Eigentümer der DB AG ist der Bund. Der hat das Unternehmen in den vergangenen Jahren vor allem als fiskalische Cash-Cow betrachtet, die es mit Blick auf mögliche Privatisierungserlöse galt börsenflott zu machen. Dahinter stand die eigentliche Verpflichtung des Eigentümers zunehmend zurück: nämlich dafür Sorge tragen, dass das öffentliche Unternehmen Bahn seinen öffentlichen Auftrag erfüllt. Der lautet aber nicht an erster Stelle die Erwirtschaftung börsentauglicher Renditen, sondern die kostengünstige und nachhaltige Erbringung von Verkehrsdienstleistungen im Sinne der Kunden.

Die Bundesregierung und insbesondere der Bundesverkehrsminister hat es verabsäumt, durch eine gezielte Steuerung die Erfüllung des öffentlichen Auftrags zum prioritären Unternehmensziel zu erheben. Daher ist die aktuelle Misere der Berliner S-Bahn auch nicht einfach nur durch inkompetente Manager verschuldet, sondern hat ihren Ursprung in der falschen strategischen Steuerung durch den Eigentümer. Das muss korrigiert werden.
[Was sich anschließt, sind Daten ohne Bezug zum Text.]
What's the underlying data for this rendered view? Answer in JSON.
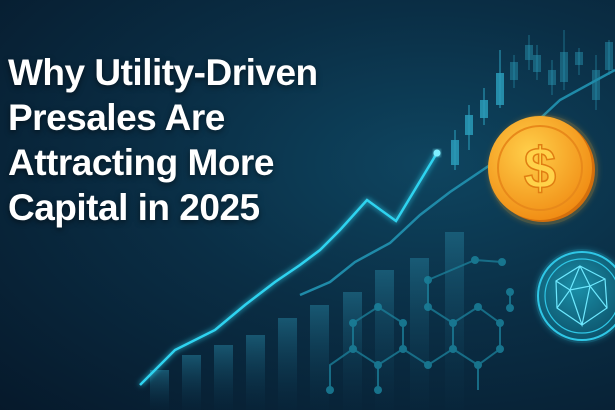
{
  "headline": {
    "lines": [
      "Why Utility-Driven",
      "Presales Are",
      "Attracting More",
      "Capital in 2025"
    ]
  },
  "illustration": {
    "coin_symbol": "$",
    "icons": [
      "dollar-coin-icon",
      "crypto-token-icon",
      "candlestick-chart",
      "trend-line",
      "bar-chart",
      "hexagon-network"
    ],
    "colors": {
      "background": "#0a2e45",
      "accent": "#2fd3f0",
      "coin": "#f5a623",
      "text": "#ffffff"
    }
  }
}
Wir erwarten vom Bund den sofortigen Verzicht auf die Börsengangstrategie und die Entwicklung einer Eigentümerstrategie, die das Primat auf die gute Erfüllung der der Bahn übertragenen Verkehrsdienstleistungen legt. Diese Politik ist längst überfällig. Das Berliner Beispiel S-Bahn auf der einen und die Strategie des rot-roten Senats in Bezug auf öffentliche Unternehmen auf der anderen Seite zeigen, dass es keine Alternative zur guten politischen Steuerung öffentlicher Unternehmen gibt.